8 在测试集和训练集上执行一个前向的过程

solver.net.forward()  
solver.test_nets[0].forward()

输出：

{'loss': array(2.2941734790802, dtype=float32)}

9 显示训练集８个数据的图像和他们的标签：

imshow(solver.net.blobs['data'].data[:8, 0].transpose(1, 0, 2).reshape(28, 8*28), cmap='gray')  
print solver.net.blobs['label'].data[:8]

10 显示测试集中的8个图像和他们的标签

imshow(solver.test_nets[0].blobs['data'].data[:8, 0].transpose(1, 0, 2).reshape(28, 8*28), cmap='gray')  
print solver.test_nets[0].blobs['label'].data[:8]

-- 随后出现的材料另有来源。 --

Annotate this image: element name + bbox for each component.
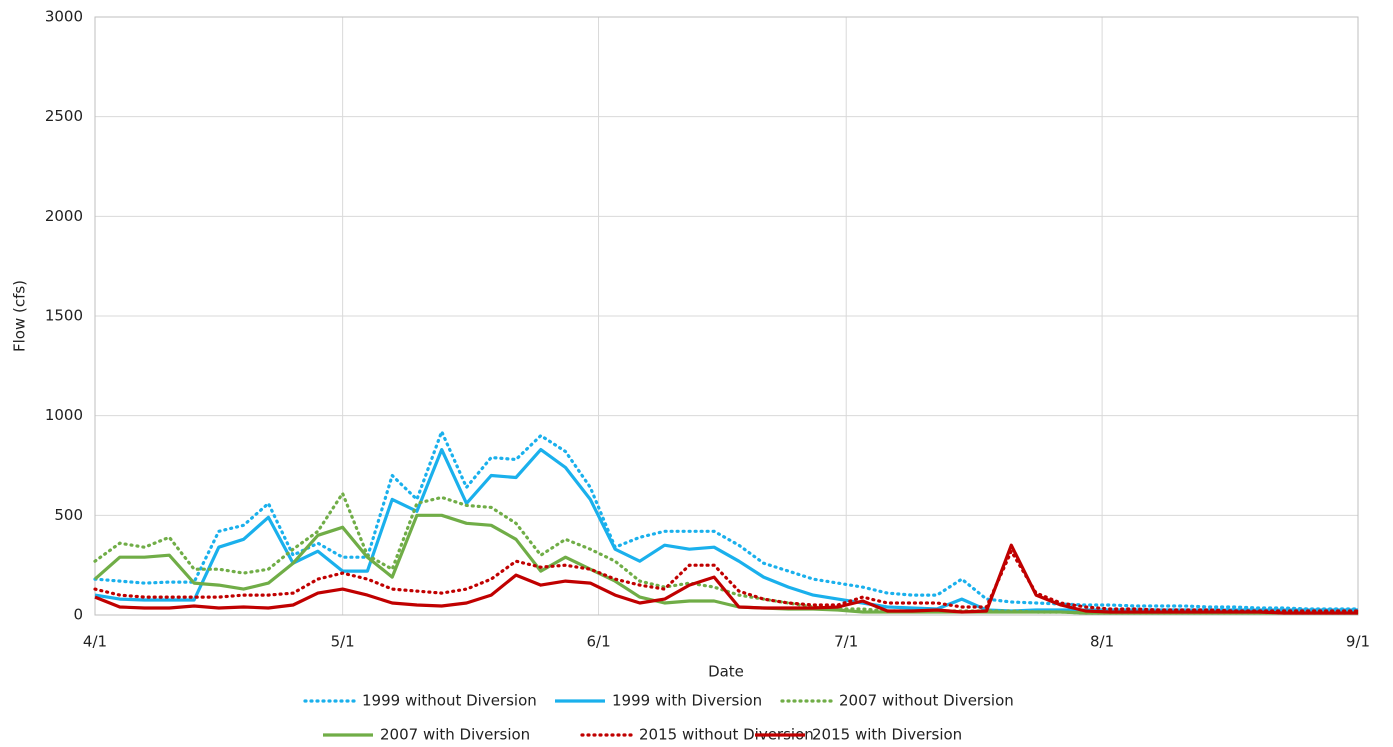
x-tick-label: 6/1: [586, 633, 610, 651]
legend-label: 2007 without Diversion: [839, 692, 1014, 710]
x-tick-label: 8/1: [1090, 633, 1114, 651]
y-tick-label: 2500: [45, 107, 83, 125]
y-axis-label: Flow (cfs): [11, 280, 29, 352]
y-tick-label: 3000: [45, 8, 83, 26]
y-tick-label: 1000: [45, 406, 83, 424]
y-tick-label: 500: [54, 506, 83, 524]
x-axis-label: Date: [708, 663, 744, 681]
x-tick-label: 4/1: [83, 633, 107, 651]
y-tick-label: 0: [73, 606, 83, 624]
legend-label: 1999 with Diversion: [612, 692, 762, 710]
series-line: [94, 448, 1358, 613]
legend-label: 2015 with Diversion: [812, 726, 962, 744]
x-tick-label: 5/1: [331, 633, 355, 651]
legend-label: 1999 without Diversion: [362, 692, 537, 710]
series-line: [93, 427, 1360, 611]
series-line: [93, 547, 1360, 613]
y-tick-label: 1500: [45, 307, 83, 325]
series-line: [94, 543, 1358, 615]
legend-label: 2007 with Diversion: [380, 726, 530, 744]
series-line: [93, 513, 1358, 615]
x-tick-label: 7/1: [834, 633, 858, 651]
y-tick-label: 2000: [45, 207, 83, 225]
plot-border: [94, 16, 1359, 616]
x-tick-label: 9/1: [1346, 633, 1370, 651]
legend-label: 2015 without Diversion: [639, 726, 814, 744]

11 执行无误，则执行一步SGB, 查看权值的变化:
第一层权值的变化如下图：20个5x5规模的滤波器

solver.step(1)
imshow(solver.net.params['conv1'][0].diff[:, 0].reshape(4, 5, 5, 5).transpose(0, 2, 1, 3).reshape(4*5, 5*5), cmap='gray'); 
axis('off')

12 控制循环
因为可以控制Python中的循环，因此可以做一些其他的事情，例如自定义停止的标准，通过循环更新网络来改变求解过程：

niter = 200  
test_interval = 25  
 # losses will also be stored in the log  
train_loss = zeros(niter)  
test_acc = zeros(int(np.ceil(niter / test_interval)))  
output = zeros((niter, 8, 10))   
# the main solver loop  
for it in range(niter):  
     solver.step(1)  # SGD by Caffe  
    # store the train loss  
     train_loss[it] = solver.net.blobs['loss'].data  
     # store the output on the first test batch  
     # (start the forward pass at conv1 to avoid loading new data)  
     solver.test_nets[0].forward(start='conv1')  
     output[it] = solver.test_nets[0].blobs['ip2'].data[:8]  
     # run a full test every so often  
     # (Caffe can also do this for us and write to a log, but we show here  
     #  how to do it directly in Python, where more complicated things are easier.)  
     if it % test_interval == 0:  
         print 'Iteration', it, 'testing...'  
         correct = 0  
         for test_it in range(100):  
             solver.test_nets[0].forward()  
             correct += sum(solver.test_nets[0].blobs['ip2'].data.argmax(1)  
                            == solver.test_nets[0].blobs['label'].data)  
         test_acc[it // test_interval] = correct / 1e4

13 画出训练样本损失和测试样本正确率（实验结果略）

_, ax1 = subplots()  
ax2 = ax1.twinx()  
ax1.plot(arange(niter), train_loss)  
ax2.plot(test_interval * arange(len(test_acc)), test_acc, 'r')  
ax1.set_xlabel('iteration')  
ax1.set_ylabel('train loss')  
ax2.set_ylabel('test accuracy'